Rather than persuading people en masse to vote No, short-term anecdotal evidence shows that his intervention has both strengthened the resolve of Yes voters and campaigners not to be intimidated, and and also made No-leaning voters wonder if Scottish participation in the Union really is as highly-valued as they are told by Scottish unionist campaigners.

The second intervention was made by an unnamed British minister in this morning's Herald, in which he threatens Scots that the British, in defiance of the Edinburgh Treaty, may reject the result of the vote if it is in favour of independence.

This leaves unionists with a dilemma.

With their "BetterTogether" shtick's credibility destroyed by Osborne's declaration that Scotland is a subject and not a partner, they are forced to revert to their Scotland Is British, they own us argument.
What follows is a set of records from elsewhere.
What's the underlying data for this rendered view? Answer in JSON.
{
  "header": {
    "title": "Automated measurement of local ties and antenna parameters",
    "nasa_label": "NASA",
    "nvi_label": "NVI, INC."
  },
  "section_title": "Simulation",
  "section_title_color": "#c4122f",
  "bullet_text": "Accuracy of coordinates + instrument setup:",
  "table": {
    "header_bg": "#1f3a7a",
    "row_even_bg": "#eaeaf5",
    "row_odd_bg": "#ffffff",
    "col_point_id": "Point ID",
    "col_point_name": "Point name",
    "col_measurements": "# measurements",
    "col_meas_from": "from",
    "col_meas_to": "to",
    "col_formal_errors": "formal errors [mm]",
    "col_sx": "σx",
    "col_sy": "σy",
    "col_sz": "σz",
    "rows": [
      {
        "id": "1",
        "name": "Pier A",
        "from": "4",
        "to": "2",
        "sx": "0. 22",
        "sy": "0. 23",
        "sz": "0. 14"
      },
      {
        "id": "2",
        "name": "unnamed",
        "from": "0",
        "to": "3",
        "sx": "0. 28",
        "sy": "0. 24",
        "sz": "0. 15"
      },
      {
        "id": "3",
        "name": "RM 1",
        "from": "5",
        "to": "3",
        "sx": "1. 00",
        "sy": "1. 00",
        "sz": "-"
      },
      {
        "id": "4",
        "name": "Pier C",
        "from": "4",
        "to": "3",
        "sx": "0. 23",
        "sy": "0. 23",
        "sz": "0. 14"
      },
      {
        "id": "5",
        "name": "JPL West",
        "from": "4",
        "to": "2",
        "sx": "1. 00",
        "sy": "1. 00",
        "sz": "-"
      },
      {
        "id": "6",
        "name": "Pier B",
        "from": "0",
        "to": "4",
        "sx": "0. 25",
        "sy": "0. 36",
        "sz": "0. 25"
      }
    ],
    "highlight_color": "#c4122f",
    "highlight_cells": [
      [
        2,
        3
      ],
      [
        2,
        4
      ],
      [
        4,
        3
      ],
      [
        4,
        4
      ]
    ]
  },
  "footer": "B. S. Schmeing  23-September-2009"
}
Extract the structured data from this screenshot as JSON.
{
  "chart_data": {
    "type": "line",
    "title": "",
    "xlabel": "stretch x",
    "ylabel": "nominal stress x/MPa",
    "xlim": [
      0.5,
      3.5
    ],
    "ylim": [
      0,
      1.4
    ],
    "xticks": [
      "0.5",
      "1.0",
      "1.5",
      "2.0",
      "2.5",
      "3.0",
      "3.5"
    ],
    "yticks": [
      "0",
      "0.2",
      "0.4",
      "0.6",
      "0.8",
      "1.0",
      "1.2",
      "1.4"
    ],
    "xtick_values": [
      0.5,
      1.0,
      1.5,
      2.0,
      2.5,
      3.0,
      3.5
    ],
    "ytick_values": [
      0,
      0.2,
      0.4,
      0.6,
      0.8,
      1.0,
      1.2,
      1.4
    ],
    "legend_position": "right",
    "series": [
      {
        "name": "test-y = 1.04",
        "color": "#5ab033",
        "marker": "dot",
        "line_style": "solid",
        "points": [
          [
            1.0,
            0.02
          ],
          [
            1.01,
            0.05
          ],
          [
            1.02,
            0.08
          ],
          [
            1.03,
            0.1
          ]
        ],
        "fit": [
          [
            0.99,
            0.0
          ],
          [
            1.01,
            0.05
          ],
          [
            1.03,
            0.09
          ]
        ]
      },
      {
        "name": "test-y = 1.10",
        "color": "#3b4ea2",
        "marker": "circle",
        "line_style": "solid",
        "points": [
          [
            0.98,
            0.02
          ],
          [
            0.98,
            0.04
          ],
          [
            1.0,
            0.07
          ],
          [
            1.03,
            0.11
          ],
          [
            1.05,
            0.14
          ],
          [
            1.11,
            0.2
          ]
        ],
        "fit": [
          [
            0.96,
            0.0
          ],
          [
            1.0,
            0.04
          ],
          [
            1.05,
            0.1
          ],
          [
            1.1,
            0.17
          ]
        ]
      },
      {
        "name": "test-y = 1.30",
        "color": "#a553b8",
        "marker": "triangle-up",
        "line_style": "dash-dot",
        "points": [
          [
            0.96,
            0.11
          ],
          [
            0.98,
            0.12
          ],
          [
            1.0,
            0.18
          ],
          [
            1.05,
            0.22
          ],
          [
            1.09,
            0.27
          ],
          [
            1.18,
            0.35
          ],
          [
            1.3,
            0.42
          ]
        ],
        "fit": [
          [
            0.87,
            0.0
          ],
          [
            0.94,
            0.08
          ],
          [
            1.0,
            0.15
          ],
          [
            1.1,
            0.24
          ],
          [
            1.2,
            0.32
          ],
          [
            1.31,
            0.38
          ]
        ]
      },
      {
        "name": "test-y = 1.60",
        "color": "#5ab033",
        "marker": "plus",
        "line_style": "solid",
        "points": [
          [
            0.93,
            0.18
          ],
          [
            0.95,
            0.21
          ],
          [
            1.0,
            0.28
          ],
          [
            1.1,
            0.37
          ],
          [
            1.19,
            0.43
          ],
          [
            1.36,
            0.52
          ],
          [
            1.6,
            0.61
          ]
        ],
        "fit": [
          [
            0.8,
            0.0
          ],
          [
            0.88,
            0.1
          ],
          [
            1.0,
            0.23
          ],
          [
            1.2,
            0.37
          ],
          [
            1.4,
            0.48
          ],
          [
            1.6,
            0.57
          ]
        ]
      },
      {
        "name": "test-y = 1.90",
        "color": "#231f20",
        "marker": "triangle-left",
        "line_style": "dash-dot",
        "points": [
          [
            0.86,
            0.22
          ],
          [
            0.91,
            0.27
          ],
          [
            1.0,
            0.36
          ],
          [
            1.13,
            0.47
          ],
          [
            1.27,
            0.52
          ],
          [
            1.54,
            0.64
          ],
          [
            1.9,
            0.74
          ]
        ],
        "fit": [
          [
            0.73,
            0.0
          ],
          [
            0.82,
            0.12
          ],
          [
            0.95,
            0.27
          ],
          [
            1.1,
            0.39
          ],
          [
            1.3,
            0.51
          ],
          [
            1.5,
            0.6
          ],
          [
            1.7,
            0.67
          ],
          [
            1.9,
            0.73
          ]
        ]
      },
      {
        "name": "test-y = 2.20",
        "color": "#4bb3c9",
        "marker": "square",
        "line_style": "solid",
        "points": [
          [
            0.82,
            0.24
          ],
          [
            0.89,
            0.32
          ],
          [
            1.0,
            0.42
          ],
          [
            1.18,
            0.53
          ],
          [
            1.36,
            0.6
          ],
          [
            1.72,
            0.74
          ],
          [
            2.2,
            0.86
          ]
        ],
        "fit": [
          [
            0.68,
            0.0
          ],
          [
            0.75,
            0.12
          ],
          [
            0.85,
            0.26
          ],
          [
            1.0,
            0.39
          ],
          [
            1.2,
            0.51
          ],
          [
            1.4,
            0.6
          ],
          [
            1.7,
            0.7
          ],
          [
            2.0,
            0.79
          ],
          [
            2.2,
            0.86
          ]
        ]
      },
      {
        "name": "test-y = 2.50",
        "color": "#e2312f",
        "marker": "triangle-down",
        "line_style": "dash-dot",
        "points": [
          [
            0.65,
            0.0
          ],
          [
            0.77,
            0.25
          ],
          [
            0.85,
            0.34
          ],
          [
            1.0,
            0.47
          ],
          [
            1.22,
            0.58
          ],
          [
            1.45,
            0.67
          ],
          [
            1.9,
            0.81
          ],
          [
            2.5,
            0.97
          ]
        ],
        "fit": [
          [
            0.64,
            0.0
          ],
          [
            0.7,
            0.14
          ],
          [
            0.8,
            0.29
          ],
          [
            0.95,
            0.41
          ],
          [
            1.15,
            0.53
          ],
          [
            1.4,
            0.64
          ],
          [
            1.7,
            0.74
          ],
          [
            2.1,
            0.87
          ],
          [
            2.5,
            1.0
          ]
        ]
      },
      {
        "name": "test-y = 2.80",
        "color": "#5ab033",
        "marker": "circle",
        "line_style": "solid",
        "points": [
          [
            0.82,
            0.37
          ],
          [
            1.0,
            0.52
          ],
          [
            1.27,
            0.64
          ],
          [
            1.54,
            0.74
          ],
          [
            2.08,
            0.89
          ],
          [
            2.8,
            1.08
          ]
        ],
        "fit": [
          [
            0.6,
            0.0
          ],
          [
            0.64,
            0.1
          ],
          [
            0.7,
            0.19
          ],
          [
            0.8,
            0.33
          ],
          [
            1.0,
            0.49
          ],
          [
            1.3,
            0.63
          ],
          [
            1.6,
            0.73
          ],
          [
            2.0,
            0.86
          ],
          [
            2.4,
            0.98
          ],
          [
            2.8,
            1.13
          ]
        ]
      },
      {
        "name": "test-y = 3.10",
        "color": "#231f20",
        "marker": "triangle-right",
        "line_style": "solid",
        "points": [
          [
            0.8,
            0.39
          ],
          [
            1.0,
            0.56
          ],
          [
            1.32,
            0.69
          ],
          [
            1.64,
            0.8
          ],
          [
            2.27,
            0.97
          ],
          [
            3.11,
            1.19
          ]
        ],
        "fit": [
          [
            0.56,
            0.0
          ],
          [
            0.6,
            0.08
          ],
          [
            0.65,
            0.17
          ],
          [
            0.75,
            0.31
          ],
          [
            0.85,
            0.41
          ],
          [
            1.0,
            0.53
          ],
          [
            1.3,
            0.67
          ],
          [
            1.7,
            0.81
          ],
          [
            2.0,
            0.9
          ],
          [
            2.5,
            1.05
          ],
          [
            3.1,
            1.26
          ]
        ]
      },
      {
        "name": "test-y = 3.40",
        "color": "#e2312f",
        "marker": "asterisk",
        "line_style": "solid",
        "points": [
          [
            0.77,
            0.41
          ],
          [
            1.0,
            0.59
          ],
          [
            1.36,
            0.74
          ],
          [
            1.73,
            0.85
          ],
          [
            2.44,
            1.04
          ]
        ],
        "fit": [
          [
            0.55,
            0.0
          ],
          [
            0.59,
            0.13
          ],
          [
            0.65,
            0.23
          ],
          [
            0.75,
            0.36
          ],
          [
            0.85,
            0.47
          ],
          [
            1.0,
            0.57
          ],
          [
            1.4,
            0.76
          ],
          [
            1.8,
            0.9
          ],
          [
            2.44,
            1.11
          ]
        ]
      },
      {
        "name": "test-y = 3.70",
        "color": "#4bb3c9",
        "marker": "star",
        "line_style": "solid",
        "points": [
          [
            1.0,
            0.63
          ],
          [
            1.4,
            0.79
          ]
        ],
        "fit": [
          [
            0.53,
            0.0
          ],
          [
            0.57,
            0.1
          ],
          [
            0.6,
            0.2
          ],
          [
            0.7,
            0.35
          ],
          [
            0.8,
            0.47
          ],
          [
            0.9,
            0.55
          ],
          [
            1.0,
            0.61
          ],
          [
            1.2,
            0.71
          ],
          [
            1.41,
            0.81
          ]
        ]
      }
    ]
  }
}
This is unlikely to go down well either with undecided voters or, fatally, with their own campaigners.

There are likely to have been many pro-unionist campaigners who genuinely believed that Scotland was an equal partner in a successful union. They will be Thinking Twice this morning, wondering if they have been fooled all along.

Yesterday has changed the entire concept of unionism in Scotland forever, directly altering it from one of an equal partnership to one of a subjugate Scotland, availing of our shared assets only as long as we consent to an alien government which shares none of our Scottish values.

One last though: would the British have needed to send their big guns up and deploy their nuclear argument with seven months to go if they thought they were winning? I think not.

Scotland will prevail. It is then up to the remaining unionists to choose between helping to build a new Scotland for all, or be modern-day Arthur Seyss-Inquarts, their only ambition for Scotland a personal ambition to play a minor part in administering foreign rule here.

I hope that after a Yes vote, unionists will work with Scotland, not against her. I am increasingly unconvinced they are capable of, or willing to do, so.